Partant de là, M. du Puynode consacre un chapitre tout entier à cette question : De l’influence des institutions politiques sur la richesse. L’économie politique ne recherche pas en effet comment il faut tracer le sillon pour semer le blé ou tisser la laine pour faire le drap ; elle se demande dans quelles conditions morales le cultivateur et le manufacturier doivent être placés pour bien produire, et il n’est pas douteux que les institutions politiques n’exercent une influence décisive sur ces conditions.
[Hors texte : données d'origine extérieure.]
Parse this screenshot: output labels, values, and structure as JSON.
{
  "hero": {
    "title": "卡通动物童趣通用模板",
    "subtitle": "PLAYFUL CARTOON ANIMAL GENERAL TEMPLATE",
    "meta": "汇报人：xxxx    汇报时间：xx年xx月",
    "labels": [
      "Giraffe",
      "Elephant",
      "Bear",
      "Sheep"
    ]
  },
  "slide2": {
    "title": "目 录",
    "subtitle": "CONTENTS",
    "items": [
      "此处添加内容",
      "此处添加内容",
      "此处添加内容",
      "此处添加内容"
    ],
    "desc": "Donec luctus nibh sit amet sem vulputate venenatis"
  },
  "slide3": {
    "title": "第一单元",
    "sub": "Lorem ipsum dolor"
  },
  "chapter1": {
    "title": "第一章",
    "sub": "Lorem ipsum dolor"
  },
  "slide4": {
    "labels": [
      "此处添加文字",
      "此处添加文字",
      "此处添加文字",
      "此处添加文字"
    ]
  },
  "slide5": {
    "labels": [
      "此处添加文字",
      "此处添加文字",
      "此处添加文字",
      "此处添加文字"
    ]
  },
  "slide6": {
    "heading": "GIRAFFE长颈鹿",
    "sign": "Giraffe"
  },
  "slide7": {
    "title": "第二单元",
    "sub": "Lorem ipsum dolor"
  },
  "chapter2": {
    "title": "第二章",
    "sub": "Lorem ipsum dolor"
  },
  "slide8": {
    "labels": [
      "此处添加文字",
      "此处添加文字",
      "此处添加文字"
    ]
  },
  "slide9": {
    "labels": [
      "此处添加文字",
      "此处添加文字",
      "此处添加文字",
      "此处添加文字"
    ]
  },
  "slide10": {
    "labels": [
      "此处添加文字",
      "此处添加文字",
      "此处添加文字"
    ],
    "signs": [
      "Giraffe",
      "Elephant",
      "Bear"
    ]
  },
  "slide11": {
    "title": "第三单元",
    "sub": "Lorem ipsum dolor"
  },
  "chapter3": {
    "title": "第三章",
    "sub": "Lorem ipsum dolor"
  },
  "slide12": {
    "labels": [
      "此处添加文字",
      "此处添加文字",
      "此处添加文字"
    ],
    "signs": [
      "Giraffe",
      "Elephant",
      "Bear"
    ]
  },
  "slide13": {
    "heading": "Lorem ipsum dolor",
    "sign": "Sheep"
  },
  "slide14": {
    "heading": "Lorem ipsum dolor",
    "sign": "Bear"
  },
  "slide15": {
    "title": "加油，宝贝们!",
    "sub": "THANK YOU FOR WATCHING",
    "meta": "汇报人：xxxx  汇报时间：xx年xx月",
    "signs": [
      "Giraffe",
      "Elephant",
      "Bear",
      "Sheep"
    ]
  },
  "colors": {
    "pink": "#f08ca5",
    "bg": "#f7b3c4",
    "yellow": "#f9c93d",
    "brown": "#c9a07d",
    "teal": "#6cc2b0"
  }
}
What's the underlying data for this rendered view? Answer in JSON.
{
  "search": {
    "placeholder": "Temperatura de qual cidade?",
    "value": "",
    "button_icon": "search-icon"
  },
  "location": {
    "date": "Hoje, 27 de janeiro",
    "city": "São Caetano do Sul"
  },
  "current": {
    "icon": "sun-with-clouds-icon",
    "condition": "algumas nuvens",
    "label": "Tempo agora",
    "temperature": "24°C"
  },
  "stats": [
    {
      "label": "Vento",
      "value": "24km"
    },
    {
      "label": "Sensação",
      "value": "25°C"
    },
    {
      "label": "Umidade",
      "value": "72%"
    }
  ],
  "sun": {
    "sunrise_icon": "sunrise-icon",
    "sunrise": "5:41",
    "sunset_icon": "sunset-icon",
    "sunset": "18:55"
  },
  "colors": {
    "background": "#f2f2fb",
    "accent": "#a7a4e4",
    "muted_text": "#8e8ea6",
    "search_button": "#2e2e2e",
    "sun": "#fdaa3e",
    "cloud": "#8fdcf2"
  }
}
Quel est le système de gouvernement qui développe le plus la richesse ? Celui qui donne le mieux aux peuples l’ordre dans la liberté, deux élémens qui n’en font qu’un en réalité, car il n’y a pas de liberté sans ordre et d’ordre sans liberté. M. du Puynode démontre parfaitement l’erreur de ceux qui voient dans le despotisme un régime favorable à la production. Le despotisme n’a pas de plus grand ennemi que l’économie politique, elle lui arrache le masque trompeur dont il se pare. Le mot terrible de Montesquieu est toujours vrai : le despotisme attaque la richesse dans sa source, il coupe l’arbre pour cueillir le fruit. Tous les exemples de l’histoire le démontrent : partout où arrive le despotisme, le bien-être s’en va avec la dignité ; le luxe amène la corruption, et avec elle l’abandon du travail, l’ignorance, la pauvreté, l’infaillible décadence.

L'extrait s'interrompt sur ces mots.